The march is from 10-11 a.m., starting in the large parking next to Whidbey Island Children’s Theater and behind Langley Middle school. The mile-long route to follow will trace the same steps as Langley’s last notable march, the Women’s March in January, going from Sixth Street to DeBruyn Avenue, followed by First Street to Cascade Avenue.
Signs are expected to be prevalent, as well as enthusiasm on the part of participants, Shipley said.
“The only way we can make a difference is with each one of us participating in any way we can,” Shipley said.
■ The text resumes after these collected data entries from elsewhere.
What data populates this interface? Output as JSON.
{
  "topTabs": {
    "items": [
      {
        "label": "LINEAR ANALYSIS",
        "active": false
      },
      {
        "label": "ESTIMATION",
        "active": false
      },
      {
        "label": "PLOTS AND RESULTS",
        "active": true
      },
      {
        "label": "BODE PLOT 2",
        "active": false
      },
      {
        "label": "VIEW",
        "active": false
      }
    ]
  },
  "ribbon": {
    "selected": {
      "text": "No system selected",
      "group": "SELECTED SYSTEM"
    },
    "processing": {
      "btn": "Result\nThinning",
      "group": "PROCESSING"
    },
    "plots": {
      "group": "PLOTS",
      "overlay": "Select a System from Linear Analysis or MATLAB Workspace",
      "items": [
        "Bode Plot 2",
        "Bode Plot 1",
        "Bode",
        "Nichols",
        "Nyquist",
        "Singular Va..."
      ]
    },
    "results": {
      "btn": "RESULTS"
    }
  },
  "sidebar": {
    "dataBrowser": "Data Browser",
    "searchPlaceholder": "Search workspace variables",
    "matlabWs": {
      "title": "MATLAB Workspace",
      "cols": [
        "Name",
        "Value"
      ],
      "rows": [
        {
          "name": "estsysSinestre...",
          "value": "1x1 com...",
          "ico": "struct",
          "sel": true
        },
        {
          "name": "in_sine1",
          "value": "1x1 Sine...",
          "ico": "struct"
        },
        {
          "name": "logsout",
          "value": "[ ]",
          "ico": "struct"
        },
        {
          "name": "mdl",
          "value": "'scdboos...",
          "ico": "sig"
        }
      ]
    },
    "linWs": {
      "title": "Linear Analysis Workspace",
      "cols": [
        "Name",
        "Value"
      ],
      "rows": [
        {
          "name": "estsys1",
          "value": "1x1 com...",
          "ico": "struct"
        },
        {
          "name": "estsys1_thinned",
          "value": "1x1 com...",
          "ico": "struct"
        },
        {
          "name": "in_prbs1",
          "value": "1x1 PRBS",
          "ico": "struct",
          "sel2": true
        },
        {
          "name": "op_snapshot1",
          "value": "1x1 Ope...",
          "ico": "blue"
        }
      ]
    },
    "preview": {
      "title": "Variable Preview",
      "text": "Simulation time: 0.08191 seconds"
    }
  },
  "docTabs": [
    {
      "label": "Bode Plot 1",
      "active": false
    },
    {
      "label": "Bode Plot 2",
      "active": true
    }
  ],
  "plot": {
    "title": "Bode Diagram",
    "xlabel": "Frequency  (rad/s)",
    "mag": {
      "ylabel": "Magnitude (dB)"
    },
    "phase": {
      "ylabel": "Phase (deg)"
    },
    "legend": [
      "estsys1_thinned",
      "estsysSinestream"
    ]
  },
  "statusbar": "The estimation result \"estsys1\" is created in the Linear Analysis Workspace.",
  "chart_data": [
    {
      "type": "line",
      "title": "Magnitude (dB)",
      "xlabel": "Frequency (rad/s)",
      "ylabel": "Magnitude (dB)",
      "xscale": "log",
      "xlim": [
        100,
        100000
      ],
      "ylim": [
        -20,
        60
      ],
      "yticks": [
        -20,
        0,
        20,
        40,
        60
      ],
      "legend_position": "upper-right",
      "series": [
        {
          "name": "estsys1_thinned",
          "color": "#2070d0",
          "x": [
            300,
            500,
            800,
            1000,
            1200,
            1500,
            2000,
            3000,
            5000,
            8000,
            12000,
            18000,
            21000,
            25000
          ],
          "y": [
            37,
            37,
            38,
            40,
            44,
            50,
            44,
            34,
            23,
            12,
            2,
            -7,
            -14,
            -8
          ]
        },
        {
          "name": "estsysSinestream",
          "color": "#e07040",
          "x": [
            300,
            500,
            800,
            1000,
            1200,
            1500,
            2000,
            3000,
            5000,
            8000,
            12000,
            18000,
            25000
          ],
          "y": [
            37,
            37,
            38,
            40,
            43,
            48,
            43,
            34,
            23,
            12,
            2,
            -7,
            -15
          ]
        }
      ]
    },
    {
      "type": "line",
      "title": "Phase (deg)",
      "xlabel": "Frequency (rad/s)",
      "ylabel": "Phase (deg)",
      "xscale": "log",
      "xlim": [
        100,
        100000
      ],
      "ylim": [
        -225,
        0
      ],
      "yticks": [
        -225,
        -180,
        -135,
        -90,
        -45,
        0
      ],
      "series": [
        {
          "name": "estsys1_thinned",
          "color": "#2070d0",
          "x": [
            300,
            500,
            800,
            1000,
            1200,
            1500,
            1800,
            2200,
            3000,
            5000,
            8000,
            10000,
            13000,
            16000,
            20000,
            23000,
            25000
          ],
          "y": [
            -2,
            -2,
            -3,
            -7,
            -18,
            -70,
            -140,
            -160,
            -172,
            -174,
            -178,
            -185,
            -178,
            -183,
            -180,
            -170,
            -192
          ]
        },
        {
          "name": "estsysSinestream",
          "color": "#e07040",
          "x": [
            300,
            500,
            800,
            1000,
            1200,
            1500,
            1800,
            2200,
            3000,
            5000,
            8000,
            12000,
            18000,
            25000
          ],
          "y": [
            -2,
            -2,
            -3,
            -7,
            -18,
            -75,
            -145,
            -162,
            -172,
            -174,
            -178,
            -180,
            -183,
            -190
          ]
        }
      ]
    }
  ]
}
The march will wrap up with a “shout out,” Shipley said. She wants to replicate what marchers in Washington D.C. will do the same day during the People’s Climate Movement when they shout a message to the White House. Shipley said a possible message could be, “We will choose, we will decide, we fight to turn the tide.”
Sponsoring churches of the event include the Unitarian Universalist Congregation of Whidbey Island, Trinity Lutheran Church, Langley United Methodist Church, St. Augustine’s-in-The-Woods, St. Hubert Catholic Church and The Whidbey Institute.
Wendy Visconty, a 68-year-old Clinton resident and organizer of the march, said people should attend to share their views and help work toward a healthier environment.
She’s also against Trump’s potential cutbacks to the Environmental Protection Agency.
“I really want us to be able to say ‘no’ to that,” Visconty said. “…These kinds of marches bring such a nice energy of feeling that we can do something and speak our minds.”
Melissa Lebo of Langley is marching for her grandchildren.
“I feel somewhat desperate to get people to realize that this is really serious business and that change can happen way more quickly than we think,” said Lebo, who will focus on ocean acidification and the negative effects of fossil fuels.
Shipley said the march also has a focus on Whidbey Island itself. She said they will also be marching to raise awareness about declining salmon populations stemming from global warming, the protection of the shoreline and the salmon, and the honoring of Native Americans who once occupied the area.
“An island environment is so fragile that we need to protect all of what we have,” Shipley said.
There will be several family-friendly events following the march. The Langley Whale Center willbe provide information on whales and the importance of a healthy habitat, ways to help save salmon, and informational films about orcas and salmon by local filmmakers.
From 10 a.m. to 1 p.m., people are invited to Libbey Beach just north of Coupeville for an informational session with the Whidbey Audubon Society and ecologists from the Department of Natural Reserve at the Smith and Minor Islands Aquatic Reserve. There will be information about birds, local ecosystems and the largest kelp forest in the state. For more information, contact Rick Baker at email@example.com or at 949-726-2713.
Finally, a tour begins at 11:45 a.m. of Freeland’s wetland near the intersection of Scott and Newman Roads.